Our want for fast-moving, kaleidoscopic diversions didn't originate with the invention of the World Wide Spider web. Information technology has been present and growing for many decades, as the stride of our work and habitation lives has quickened and as broadcast media similar radio and tv have presented us with a welter of programs, messages, and advertisements. The Internet, though it marks a radical divergence from traditional media in many means, besides represents a continuation of the intellectual and social trends that emerged from people'south embrace of the electrical media of the twentieth century and that take been shaping our lives and thoughts ever since. The distractions in our lives accept been proliferating for a long time, but never has at that place been a medium that, like the Net, has been programmed to and then widely scatter our attention and to practice it and so insistently.

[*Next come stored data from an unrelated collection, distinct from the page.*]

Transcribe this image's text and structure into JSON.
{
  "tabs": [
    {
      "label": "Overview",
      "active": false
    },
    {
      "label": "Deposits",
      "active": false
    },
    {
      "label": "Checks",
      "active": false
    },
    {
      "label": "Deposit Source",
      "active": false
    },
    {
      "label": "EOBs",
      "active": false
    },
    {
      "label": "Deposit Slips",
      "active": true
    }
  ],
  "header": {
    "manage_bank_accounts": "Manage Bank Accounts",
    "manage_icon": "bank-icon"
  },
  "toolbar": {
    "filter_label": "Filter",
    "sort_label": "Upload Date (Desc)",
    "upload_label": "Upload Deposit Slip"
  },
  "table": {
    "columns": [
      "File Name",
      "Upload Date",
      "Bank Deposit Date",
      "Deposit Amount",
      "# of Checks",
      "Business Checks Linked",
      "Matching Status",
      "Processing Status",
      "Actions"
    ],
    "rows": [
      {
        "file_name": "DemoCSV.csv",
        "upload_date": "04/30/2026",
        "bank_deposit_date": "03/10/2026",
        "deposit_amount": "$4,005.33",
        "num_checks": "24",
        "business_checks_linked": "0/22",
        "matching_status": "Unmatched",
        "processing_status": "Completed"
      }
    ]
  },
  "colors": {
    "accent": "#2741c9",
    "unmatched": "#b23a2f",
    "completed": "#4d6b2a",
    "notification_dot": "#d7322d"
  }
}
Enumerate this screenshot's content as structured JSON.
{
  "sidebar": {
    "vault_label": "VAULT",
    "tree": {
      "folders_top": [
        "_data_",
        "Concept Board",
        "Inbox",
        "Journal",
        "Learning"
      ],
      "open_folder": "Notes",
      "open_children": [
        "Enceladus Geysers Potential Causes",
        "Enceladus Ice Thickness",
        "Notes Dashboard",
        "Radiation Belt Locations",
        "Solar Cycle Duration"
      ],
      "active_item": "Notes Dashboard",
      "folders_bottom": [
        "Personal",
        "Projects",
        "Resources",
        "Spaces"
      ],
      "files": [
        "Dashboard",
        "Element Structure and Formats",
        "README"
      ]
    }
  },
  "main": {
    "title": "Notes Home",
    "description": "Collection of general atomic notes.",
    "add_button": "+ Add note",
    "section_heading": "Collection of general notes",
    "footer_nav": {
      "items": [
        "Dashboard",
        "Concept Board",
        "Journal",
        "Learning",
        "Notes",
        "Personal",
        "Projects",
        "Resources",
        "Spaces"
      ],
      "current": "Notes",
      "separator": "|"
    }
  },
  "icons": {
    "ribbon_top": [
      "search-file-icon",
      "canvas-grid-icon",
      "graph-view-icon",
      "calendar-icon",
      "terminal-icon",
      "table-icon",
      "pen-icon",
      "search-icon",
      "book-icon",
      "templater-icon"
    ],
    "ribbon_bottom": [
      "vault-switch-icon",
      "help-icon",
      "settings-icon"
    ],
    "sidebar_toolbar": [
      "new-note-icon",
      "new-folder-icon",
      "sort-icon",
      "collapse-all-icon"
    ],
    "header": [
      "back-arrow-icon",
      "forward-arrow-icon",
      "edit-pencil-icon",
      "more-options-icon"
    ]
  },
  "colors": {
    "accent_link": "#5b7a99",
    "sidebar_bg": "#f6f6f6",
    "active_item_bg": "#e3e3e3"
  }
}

David Levy, in Scrolling Forward, describes a coming together he attended at Xerox's famed Palo Alto Research Middle in the mid-1970s, a time when the high-tech lab's engineers and programmers were devising many of the features we at present take for granted in our personal computers. A group of prominent computer scientists had been invited to PARC to see a sit-in of a new operating system that fabricated "multitasking" piece of cake. Unlike traditional operating systems, which could display but one job at a time, the new arrangement divided a screen into many "windows," each of which could run a unlike program or brandish a unlike document. To illustrate the flexibility of the arrangement, the Xerox presenter clicked from a window in which he had been composing software code to another window that displayed a newly arrived due east-mail bulletin. He apace read and replied to the message, then hopped back to the programming window and continued coding. Some in the audition applauded the new organization. They saw that it would enable people to utilize their computers much more efficiently. Others recoiled from it. "Why in the world would you desire to be interrupted -- and distracted -- by electronic mail while programming?" one of the attention scientists angrily demanded.
The question seems quaint today. The windows interface has become the interface for all PCs and for well-nigh other computing devices too. On the Internet, there are windows inside windows within windows, not to mention long ranks of tabs primed to trigger the opening of fifty-fifty more than windows. Multitasking has become so routine that most of us would notice information technology intolerable if we had to go back to computers that could run simply one plan or open merely one file at a fourth dimension. And withal, even though the question may take been rendered moot, it remains equally vital today equally it was 30-v years ago. It points, as Levy says, to "a conflict between 2 different means of working and two different understandings of how technology should be used to support that work." Whereas the Xerox researcher "was eager to juggle multiple threads of work simultaneously," the skeptical questioner viewed his own work "as an practise in alone, singleminded concentration." In the choices we have fabricated, consciously or not, about how we use our computers, we have rejected the intellectual tradition of solitary, single-minded concentration, the ethic that the book bestowed on us. We have cast our lot with the juggler.